Fresno Unified students face many challenges, but it’s certainly not the only district that has them, and students are ill-served if district officials don’t figure out ways to help them overcome their challenges, Jonasson Rosas said.
“We can’t just use them as excuses,” she said. “And I think that that’s definitely the mentality that I have and I think my district leadership has, that we acknowledge things, the context of the situation, and how can we make sure our kids thrive despite the challenges.”
Literacy Program Expanded
To help students be academically successful, Fresno Unified continues to test new strategies. The district saw success in the first two years of its African American Academic Acceleration summer reading program, so it’s partnering again with Springboard Collaborative on a 10-week afterschool pilot program for students at Easterby, Kirk, Lincoln, Pyle, Roeding, Thomas, Turner, Vinland, and Williams elementaries. Each school can have up to three classes with 15 students per class.
The program, which will cost the district up to $450,000, is scheduled to start in January. If students in the program increase their reading proficiency, it will be expanded beyond the nine sites but may continue to be 10 weeks in duration, Ramirez said.
The program will focus on African American students who are behind their class by one or more grade levels, she said. Teachers will make at least one home visit during the program to coach parents on how to work with their kids on reading, and they’ll have materials translated into other languages in case the parents aren’t English-speakers, she said.
“Every new program … has been the panacea,” he said. “But we keep getting worse and worse because no one’s ever held accountable for these things. It’s that simple. So is this going to fix anything? The answer is no. Is it going to help me get better data on how bad we’re doing to be able to present to the superintendent? Yes.”
Slatic: No Success Without Accountability
A lack of accountability, from the superintendent’s office on down, is why so many Fresno Unified students are behind by so many grade levels, Slatic said. The district’s policy of 100% social promotion means that students are moved to the next grade level, even when they are academically unprepared and struggle to catch up.
The percentage of students who moved on to the next grade level this school year? One hundred percent.
“It’s not the myriad of problems with academics, but the people who are in charge of fixing that,” Slatic said. Nelson is the “CEO of a billion-dollar business. He has senior staff to fix that. He doesn’t hold them accountable, and then they don’t hold their people accountable.

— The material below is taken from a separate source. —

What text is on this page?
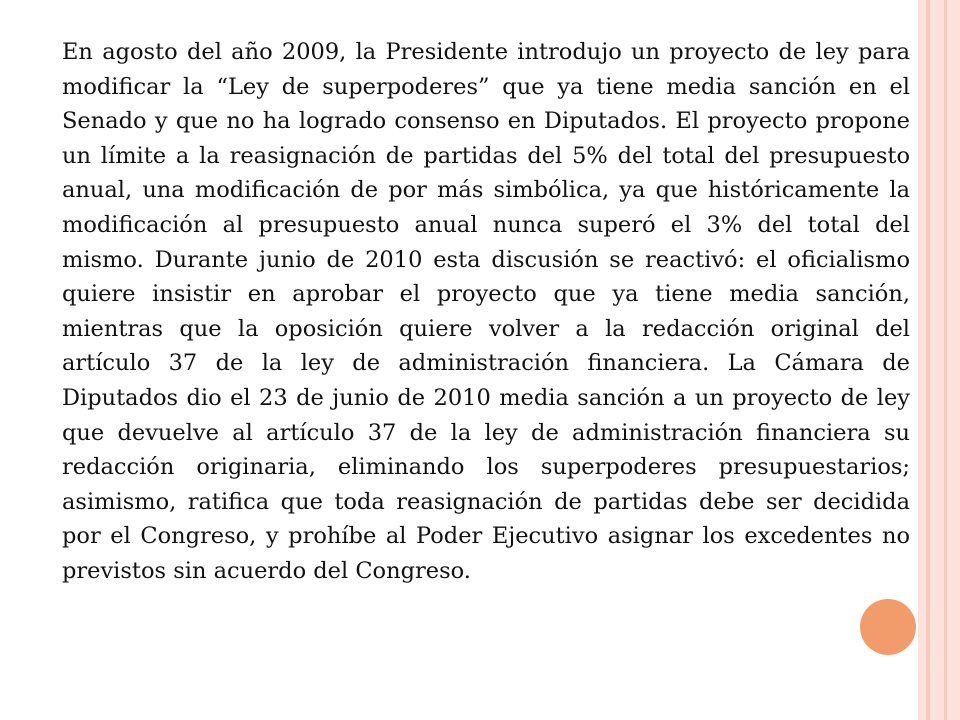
En agosto del año 2009, la Presidente introdujo un proyecto de ley para modificar la “Ley de superpoderes” que ya tiene media sanción en el Senado y que no ha logrado consenso en Diputados. El proyecto propone un límite a la reasignación de partidas del 5% del total del presupuesto anual, una modificación de por más simbólica, ya que históricamente la modificación al presupuesto anual nunca superó el 3% del total del mismo. Durante junio de 2010 esta discusión se reactivó: el oficialismo quiere insistir en aprobar el proyecto que ya tiene media sanción, mientras que la oposición quiere volver a la redacción original del artículo 37 de la ley de administración financiera. La Cámara de Diputados dio el 23 de junio de 2010 media sanción a un proyecto de ley que devuelve al artículo 37 de la ley de administración financiera su redacción originaria, eliminando los superpoderes presupuestarios; asimismo, ratifica que toda reasignación de partidas debe ser decidida por el Congreso, y prohíbe al Poder Ejecutivo asignar los excedentes no previstos sin acuerdo del Congreso.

“So this is an accountability issue. It’s not an academic issue. Sanger doesn’t have this problem. Clovis doesn’t have anything related to this problem.”
Achieving student success, however, won’t occur by blaming individuals over a perceived lack of accountability, Lara said. Ultimately, she said, there has to be recognition that the “whole ecosystem” will need to engage to help students achieve success.
Educators need to be rooted in communities surrounding schools, must get to know the families and the issues they are facing, to understand how best to help students succeed academically, Lara said.
“And it really takes understanding the community and what it is that the community wants, wishes for, expects of its schools, and for the schools to then work to being a system that is responsive to community needs.”